Sigmar Polke

1995

Installation, 5 x (100 x 100 cm).
Materials: lacquer on transparant synthetic fabric in artist frame

Collection: Deutsche Apotheker - und Artzebank, Düsseldorf.

With the pentaptych Laterna Magica from 1995, Luc Tuymans chooses an iconic work by the German painter-photographer Sigmar Polke. With his Lanterna Magica, Polke refers directly to the magic lantern; the magic device with which one could project painted images on a wall using a lens and a candle flame.
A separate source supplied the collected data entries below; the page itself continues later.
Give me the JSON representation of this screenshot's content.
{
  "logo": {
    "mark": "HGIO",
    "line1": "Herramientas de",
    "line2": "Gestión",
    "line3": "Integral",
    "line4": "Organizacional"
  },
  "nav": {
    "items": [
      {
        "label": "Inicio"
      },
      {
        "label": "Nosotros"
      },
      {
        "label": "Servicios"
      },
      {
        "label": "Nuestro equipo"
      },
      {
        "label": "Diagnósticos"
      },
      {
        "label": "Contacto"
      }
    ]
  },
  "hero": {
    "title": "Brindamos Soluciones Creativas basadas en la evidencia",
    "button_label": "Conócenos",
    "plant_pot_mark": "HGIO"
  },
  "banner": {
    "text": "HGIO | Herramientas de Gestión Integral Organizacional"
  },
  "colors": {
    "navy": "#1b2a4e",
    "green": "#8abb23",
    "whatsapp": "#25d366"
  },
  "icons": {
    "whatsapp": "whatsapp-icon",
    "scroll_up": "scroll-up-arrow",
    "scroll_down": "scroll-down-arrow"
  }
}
Although it is claimed that Leonardo da Vinci already experimented with an early forerunner of the magic lantern during the Italian Renaissance, the invention is attributed to the Dutch physicist Christiaan Huygens and dated about 1654. In the constellation of Sanguine/Bloedrood, Luc Tuymans places Polke's pentaptych central in the space opposite to the portraits of Anthony van Dyck and Adriaen Brouwer. The pentaptych consists of painted panels on transparent carriers that pull the viewer into an elusive scene. Luc Tuymans considers his choice for the Laterna Magica an evident one, since Sigmar Polke, as an artist, always creates political links between social imagery and alchemy, expressed through the transparency of the paint. The double images are intended to upturn the perception of the viewer.